Test case 2: hex.DecodeString("36ff003400000001000000ff")
#73 Result:

[10773.933075] upfgtp:[gtp5g] gtp1u_udp_encap_recv: Failed to pull skb length 0x128
[10773.933079] upfgtp:[gtp5g] gtp5g_encap_recv: GTP packet has been dropped
[10785.058537] upfgtp:[gtp5g] gtp5g_dellink: De-registered 5G GTP interface

Thanks for the PR.

I apologize for the late reply due to the vacation.
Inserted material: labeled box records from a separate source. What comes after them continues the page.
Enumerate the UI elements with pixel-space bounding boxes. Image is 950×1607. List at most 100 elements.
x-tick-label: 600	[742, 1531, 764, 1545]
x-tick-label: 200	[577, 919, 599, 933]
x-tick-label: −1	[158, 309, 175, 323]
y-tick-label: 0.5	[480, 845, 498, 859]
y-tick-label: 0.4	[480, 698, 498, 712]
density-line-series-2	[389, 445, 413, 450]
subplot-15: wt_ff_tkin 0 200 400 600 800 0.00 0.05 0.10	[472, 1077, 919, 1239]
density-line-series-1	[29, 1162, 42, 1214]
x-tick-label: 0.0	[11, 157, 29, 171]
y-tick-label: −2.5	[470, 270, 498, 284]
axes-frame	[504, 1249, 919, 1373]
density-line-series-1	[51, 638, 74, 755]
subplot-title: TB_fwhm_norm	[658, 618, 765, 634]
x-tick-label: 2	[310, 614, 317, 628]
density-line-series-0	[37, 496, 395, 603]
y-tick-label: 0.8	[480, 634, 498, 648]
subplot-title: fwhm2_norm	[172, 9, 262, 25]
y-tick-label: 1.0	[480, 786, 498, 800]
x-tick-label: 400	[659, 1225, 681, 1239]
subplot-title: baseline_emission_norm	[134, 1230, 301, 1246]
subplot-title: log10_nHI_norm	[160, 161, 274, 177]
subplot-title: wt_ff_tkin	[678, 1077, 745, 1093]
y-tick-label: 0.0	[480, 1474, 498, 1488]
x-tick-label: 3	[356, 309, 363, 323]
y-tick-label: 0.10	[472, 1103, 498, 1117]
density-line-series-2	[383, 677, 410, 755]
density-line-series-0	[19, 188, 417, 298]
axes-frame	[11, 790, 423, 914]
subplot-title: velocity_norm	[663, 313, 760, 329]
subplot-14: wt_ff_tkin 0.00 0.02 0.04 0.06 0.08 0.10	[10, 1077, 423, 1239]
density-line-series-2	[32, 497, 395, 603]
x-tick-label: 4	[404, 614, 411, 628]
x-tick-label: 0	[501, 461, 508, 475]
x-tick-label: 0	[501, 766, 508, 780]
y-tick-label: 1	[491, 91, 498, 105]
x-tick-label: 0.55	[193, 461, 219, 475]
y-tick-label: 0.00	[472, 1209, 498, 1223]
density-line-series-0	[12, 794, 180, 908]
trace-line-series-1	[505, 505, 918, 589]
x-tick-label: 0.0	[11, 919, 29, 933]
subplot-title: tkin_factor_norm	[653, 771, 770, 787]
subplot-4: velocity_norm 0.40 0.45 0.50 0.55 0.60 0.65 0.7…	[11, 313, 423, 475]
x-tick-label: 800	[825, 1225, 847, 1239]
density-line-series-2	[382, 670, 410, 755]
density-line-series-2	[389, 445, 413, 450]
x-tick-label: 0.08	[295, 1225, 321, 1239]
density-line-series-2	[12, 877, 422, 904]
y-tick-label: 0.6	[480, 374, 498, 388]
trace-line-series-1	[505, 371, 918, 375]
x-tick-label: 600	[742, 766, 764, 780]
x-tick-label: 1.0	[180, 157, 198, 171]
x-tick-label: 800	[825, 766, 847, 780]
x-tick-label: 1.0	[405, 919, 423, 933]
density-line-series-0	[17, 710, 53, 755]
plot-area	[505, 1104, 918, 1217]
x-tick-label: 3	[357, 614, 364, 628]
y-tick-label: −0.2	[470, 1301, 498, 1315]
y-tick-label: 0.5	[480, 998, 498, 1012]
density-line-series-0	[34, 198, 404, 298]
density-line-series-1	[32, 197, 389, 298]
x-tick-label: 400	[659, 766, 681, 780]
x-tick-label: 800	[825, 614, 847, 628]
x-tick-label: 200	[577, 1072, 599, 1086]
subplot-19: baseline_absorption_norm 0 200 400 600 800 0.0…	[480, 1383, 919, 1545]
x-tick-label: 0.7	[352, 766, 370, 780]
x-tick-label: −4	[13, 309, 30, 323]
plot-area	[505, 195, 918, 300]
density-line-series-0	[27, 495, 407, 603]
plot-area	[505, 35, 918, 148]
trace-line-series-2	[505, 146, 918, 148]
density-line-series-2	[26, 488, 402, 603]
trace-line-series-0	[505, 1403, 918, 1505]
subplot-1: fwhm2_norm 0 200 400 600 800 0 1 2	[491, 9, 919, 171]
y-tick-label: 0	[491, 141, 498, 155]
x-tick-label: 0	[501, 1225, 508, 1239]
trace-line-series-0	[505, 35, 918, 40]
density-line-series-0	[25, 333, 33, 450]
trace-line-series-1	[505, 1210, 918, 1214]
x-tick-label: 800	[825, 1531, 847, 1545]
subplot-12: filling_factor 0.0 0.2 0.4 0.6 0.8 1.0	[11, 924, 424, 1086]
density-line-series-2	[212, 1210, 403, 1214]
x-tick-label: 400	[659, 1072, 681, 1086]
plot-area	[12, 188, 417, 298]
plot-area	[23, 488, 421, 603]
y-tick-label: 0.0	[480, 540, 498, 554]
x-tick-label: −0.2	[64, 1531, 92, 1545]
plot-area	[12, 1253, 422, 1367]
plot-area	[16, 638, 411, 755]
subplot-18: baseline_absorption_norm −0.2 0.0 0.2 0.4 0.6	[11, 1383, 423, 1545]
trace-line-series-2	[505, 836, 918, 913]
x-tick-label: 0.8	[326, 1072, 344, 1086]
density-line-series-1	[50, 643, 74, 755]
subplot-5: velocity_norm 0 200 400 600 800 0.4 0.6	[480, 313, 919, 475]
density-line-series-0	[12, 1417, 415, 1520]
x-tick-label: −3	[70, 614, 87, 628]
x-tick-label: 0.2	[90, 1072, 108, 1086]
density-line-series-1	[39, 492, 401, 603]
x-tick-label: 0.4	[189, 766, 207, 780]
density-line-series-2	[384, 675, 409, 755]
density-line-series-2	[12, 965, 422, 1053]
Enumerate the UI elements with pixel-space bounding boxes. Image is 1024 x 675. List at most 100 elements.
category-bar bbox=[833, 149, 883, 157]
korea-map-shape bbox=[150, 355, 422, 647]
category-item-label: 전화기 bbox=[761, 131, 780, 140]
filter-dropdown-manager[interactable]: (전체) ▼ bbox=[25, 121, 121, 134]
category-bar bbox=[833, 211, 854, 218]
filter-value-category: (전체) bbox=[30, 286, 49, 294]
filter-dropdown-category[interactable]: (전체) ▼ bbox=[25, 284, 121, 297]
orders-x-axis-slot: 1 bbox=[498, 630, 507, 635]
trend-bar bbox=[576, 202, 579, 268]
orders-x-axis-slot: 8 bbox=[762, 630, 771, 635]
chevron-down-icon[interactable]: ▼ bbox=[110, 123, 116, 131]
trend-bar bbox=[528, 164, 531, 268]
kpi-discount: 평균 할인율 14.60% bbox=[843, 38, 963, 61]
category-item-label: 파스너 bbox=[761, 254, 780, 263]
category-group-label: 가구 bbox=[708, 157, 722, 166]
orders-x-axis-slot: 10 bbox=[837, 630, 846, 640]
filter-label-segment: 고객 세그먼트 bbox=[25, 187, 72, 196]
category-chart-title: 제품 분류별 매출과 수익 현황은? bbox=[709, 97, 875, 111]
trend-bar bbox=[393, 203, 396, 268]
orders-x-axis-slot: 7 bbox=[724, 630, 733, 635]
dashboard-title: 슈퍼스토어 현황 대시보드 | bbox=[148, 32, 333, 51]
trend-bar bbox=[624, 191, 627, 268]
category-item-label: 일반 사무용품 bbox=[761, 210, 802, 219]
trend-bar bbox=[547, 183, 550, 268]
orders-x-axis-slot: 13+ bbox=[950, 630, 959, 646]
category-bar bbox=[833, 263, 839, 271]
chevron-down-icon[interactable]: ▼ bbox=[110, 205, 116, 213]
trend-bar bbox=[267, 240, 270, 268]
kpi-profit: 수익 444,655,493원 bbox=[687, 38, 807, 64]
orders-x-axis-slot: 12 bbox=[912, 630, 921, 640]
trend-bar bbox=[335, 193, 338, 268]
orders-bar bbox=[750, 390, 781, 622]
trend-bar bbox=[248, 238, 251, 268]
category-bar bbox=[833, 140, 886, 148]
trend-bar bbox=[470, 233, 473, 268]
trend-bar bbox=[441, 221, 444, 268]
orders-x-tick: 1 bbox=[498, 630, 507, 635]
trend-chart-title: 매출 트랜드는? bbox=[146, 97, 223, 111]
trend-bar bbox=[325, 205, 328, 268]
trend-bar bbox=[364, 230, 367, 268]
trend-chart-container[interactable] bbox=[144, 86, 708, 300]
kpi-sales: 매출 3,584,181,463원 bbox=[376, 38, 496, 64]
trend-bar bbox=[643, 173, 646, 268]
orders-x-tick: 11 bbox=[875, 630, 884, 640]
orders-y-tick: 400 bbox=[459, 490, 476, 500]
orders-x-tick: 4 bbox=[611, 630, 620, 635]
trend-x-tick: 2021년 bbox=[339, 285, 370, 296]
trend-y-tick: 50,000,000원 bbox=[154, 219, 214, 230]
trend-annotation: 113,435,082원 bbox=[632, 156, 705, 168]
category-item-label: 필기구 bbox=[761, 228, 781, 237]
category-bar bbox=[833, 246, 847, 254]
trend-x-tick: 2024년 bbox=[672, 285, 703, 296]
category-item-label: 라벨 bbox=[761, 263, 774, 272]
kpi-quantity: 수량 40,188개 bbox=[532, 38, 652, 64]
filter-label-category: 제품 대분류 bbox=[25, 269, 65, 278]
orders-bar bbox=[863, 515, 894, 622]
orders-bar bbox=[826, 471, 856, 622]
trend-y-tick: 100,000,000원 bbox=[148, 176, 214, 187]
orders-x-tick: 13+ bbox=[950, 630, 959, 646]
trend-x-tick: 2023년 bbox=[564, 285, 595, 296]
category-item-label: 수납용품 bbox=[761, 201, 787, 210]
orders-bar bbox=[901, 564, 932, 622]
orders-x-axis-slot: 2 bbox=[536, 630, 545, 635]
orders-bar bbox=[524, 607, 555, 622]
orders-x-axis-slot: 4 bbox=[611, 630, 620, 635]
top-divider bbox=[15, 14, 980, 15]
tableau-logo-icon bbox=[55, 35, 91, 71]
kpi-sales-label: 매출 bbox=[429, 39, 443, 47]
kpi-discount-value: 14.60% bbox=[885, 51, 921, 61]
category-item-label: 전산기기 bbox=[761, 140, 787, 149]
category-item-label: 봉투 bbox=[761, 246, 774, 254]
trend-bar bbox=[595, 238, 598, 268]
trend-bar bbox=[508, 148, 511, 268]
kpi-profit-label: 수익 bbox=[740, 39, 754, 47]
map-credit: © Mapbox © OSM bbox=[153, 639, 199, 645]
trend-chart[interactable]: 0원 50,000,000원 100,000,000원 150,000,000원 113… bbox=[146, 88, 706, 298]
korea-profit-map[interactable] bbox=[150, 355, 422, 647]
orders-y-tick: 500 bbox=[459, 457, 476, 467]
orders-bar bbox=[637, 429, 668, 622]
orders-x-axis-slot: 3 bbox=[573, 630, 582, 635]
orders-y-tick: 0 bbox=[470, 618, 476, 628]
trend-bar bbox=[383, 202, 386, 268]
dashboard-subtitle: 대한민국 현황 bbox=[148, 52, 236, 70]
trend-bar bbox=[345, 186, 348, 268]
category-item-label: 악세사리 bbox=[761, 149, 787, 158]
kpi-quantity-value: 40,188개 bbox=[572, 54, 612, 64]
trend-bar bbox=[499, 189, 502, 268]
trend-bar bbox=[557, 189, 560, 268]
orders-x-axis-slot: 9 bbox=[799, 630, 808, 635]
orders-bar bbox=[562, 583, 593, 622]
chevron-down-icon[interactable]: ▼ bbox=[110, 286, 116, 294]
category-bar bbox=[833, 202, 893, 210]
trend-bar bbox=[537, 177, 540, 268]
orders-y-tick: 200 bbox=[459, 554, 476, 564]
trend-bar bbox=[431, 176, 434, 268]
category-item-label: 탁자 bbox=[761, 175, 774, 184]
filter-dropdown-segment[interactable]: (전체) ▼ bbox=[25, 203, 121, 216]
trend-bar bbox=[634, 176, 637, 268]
Test case 1: hex.DecodeString("36ff003400000001000000ff00") #73 Result:

[ 5437.244362] upfgtp:[gtp5g] gtp5g_newlink: Registered a new 5G GTP interface
[ 5443.442281] upfgtp:[gtp5g] gtp1u_udp_encap_recv: Invalid extention header length
[ 5443.442283] upfgtp:[gtp5g] gtp5g_encap_recv: GTP packet has been dropped
[ 5454.547652] upfgtp:[gtp5g] gtp5g_dellink: De-registered 5G GTP interface

This result is expected behavior.

Test case 2: hex.DecodeString("36ff003400000001000000ff") #73 Result:

[10773.933075] upfgtp:[gtp5g] gtp1u_udp_encap_recv: Failed to pull skb length 0x128
[10773.933079] upfgtp:[gtp5g] gtp5g_encap_recv: GTP packet has been dropped
[10785.058537] upfgtp:[gtp5g] gtp5g_dellink: De-registered 5G GTP interface

In this case, first byte of inner IP header after GTP-U header whose value is 0x54 is treated as extension header length.
So this value is too large, pulling skb is failed.
I think that this result is expected behavior too.